Martínez-Lavín et al (12) and Raj et al (11) also have reported that, among other HRV differences between female patients and controls, those with FM have significantly higher values for the ratio of low to high frequency power. In the current study, although mean values for the LF/HF ratio were higher in FM, this difference did not achieve statistical significance. It is possible that this different result derives from the measurement of HRV under controlled conditions in the GCRC, rather than during routine, and likely different, daily activities.

Limitations of this study must be noted. The number of subjects in each group was relatively small and was extremely small in some subgroups. Thus, results need to be validated on a larger population. Also, although subjects with known cardiac disease were excluded from the study, 12 subjects were >50 years old and the possibility of occult disease, which could affect cardiac autonomic function, cannot be ruled out.

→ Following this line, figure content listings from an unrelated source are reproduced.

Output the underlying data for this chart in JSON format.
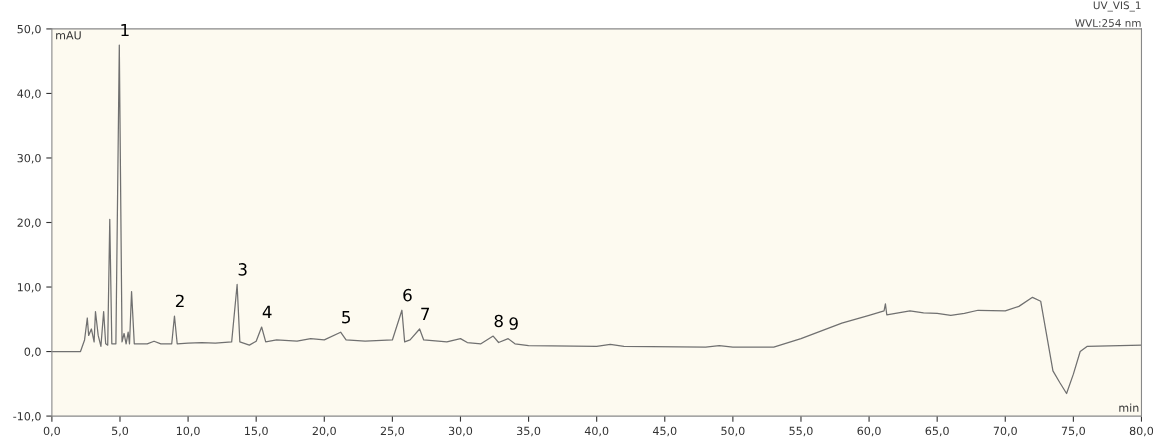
{
  "chart_data": {
    "type": "line",
    "xlabel": "min",
    "ylabel": "mAU",
    "x": [
      0,
      2.1,
      2.4,
      2.6,
      2.7,
      2.9,
      3.1,
      3.2,
      3.4,
      3.6,
      3.8,
      3.95,
      4.1,
      4.25,
      4.4,
      4.7,
      4.95,
      5.15,
      5.3,
      5.45,
      5.6,
      5.7,
      5.85,
      6.05,
      7,
      7.5,
      8,
      8.8,
      9.0,
      9.2,
      10,
      11,
      12,
      13.2,
      13.6,
      13.8,
      14.5,
      15.0,
      15.4,
      15.7,
      16.5,
      18,
      19,
      20,
      21.2,
      21.6,
      23,
      25,
      25.7,
      25.9,
      26.3,
      27.0,
      27.3,
      29,
      30,
      30.5,
      31.5,
      32.4,
      32.8,
      33.5,
      34,
      35,
      40,
      41,
      42,
      48,
      49,
      50,
      53,
      55,
      58,
      60,
      61.1,
      61.2,
      61.3,
      63,
      64,
      65,
      66,
      67,
      68,
      70,
      71,
      72,
      72.6,
      73,
      73.5,
      74,
      74.5,
      75,
      75.5,
      76,
      80
    ],
    "series": [
      {
        "color": "#707070",
        "values": [
          0,
          0,
          1.8,
          5.2,
          2.5,
          3.5,
          1.5,
          6.2,
          2.5,
          0.8,
          6.2,
          1.2,
          1.0,
          20.5,
          1.2,
          1.2,
          47.5,
          1.5,
          2.8,
          1.2,
          3.0,
          1.2,
          9.3,
          1.2,
          1.2,
          1.6,
          1.2,
          1.2,
          5.5,
          1.2,
          1.3,
          1.4,
          1.3,
          1.5,
          10.4,
          1.5,
          1.0,
          1.6,
          3.8,
          1.5,
          1.8,
          1.6,
          2.0,
          1.8,
          3.0,
          1.8,
          1.6,
          1.8,
          6.4,
          1.5,
          1.8,
          3.5,
          1.8,
          1.5,
          2.0,
          1.4,
          1.2,
          2.4,
          1.4,
          2.0,
          1.2,
          0.9,
          0.8,
          1.1,
          0.8,
          0.7,
          0.9,
          0.7,
          0.7,
          2.0,
          4.4,
          5.6,
          6.3,
          7.4,
          5.7,
          6.3,
          6.0,
          5.9,
          5.6,
          5.9,
          6.4,
          6.3,
          7.0,
          8.4,
          7.8,
          3.0,
          -3.0,
          -4.8,
          -6.5,
          -3.5,
          0,
          0.8,
          1.0
        ]
      }
    ],
    "xlim": [
      0,
      80
    ],
    "ylim": [
      -10,
      50
    ],
    "xticks": [
      {
        "value": 0,
        "label": "0,0"
      },
      {
        "value": 5,
        "label": "5,0"
      },
      {
        "value": 10,
        "label": "10,0"
      },
      {
        "value": 15,
        "label": "15,0"
      },
      {
        "value": 20,
        "label": "20,0"
      },
      {
        "value": 25,
        "label": "25,0"
      },
      {
        "value": 30,
        "label": "30,0"
      },
      {
        "value": 35,
        "label": "35,0"
      },
      {
        "value": 40,
        "label": "40,0"
      },
      {
        "value": 45,
        "label": "45,0"
      },
      {
        "value": 50,
        "label": "50,0"
      },
      {
        "value": 55,
        "label": "55,0"
      },
      {
        "value": 60,
        "label": "60,0"
      },
      {
        "value": 65,
        "label": "65,0"
      },
      {
        "value": 70,
        "label": "70,0"
      },
      {
        "value": 75,
        "label": "75,0"
      },
      {
        "value": 80,
        "label": "80,0"
      }
    ],
    "yticks": [
      {
        "value": -10,
        "label": "-10,0"
      },
      {
        "value": 0,
        "label": "0,0"
      },
      {
        "value": 10,
        "label": "10,0"
      },
      {
        "value": 20,
        "label": "20,0"
      },
      {
        "value": 30,
        "label": "30,0"
      },
      {
        "value": 40,
        "label": "40,0"
      },
      {
        "value": 50,
        "label": "50,0"
      }
    ],
    "annotations": [
      {
        "text": "1",
        "x": 4.95,
        "y": 47.5
      },
      {
        "text": "2",
        "x": 9.0,
        "y": 5.5
      },
      {
        "text": "3",
        "x": 13.6,
        "y": 10.4
      },
      {
        "text": "4",
        "x": 15.4,
        "y": 3.8
      },
      {
        "text": "5",
        "x": 21.2,
        "y": 3.0
      },
      {
        "text": "6",
        "x": 25.7,
        "y": 6.4
      },
      {
        "text": "7",
        "x": 27.0,
        "y": 3.5
      },
      {
        "text": "8",
        "x": 32.4,
        "y": 2.4
      },
      {
        "text": "9",
        "x": 33.5,
        "y": 2.0
      },
      "UV_VIS_1",
      "WVL:254 nm"
    ],
    "grid": false,
    "legend": false,
    "marker": "none",
    "line_style": "solid"
  }
}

Finally, although the fact that subjects engaged in identical activities was a strength of the study, it must be noted that subjects slept at the GCRC. The first night of sleep in a clinical setting may not be representative of sleep for that person (the so-called first night effect). Although it is not clear that this would necessarily have differentially affected patients and controls, the first night effect could have influenced HRV.

How then can HRV results be interpreted? Heart rates were increased and HRV indices reflecting circadian rhythms, combined sympathetic and parasympathetic modulation, and purely parasympathetic modulation of heart rate were significantly reduced in women with CMI. When further evidence for increased sympathetic activation is available, e.g., increased catecholamines, these findings, in combination with increases in the LF/HF ratio, can reasonably be assumed to reflect increased sympathetic activity. In fact, unpublished results from our group are more consistent with this latter interpretation.

Although results of our comparison of HRV in female FM and GWI patients and healthy controls clearly reveal abnormalities in cardiac autonomic modulation among patients, the mechanisms that underlie this abnormality are still unknown. Decreased HRV can reflect abnormalities in centrally mediated autonomic outflow or in cardiac responsiveness to autonomic input. Decreased HRV could also reflect a normal autonomic response to abnormal physiologic conditions, e.g., hypovolemia. This not likely to be the case here, because systolic and diastolic blood pressures were the same in the CMI and control groups. It is not yet clear whether HRV is abnormal in a subset of patients, or whether HRV in CMI is decreased relative to normal values in that individual. It is also not known whether normal persons with abnormal HRV are at greater risk for CMI, or if abnormal HRV develops subsequent to the onset of the syndrome. Measurement of HRV in a prospective manner in individuals who move from asymptomatic to symptomatic will answer these questions.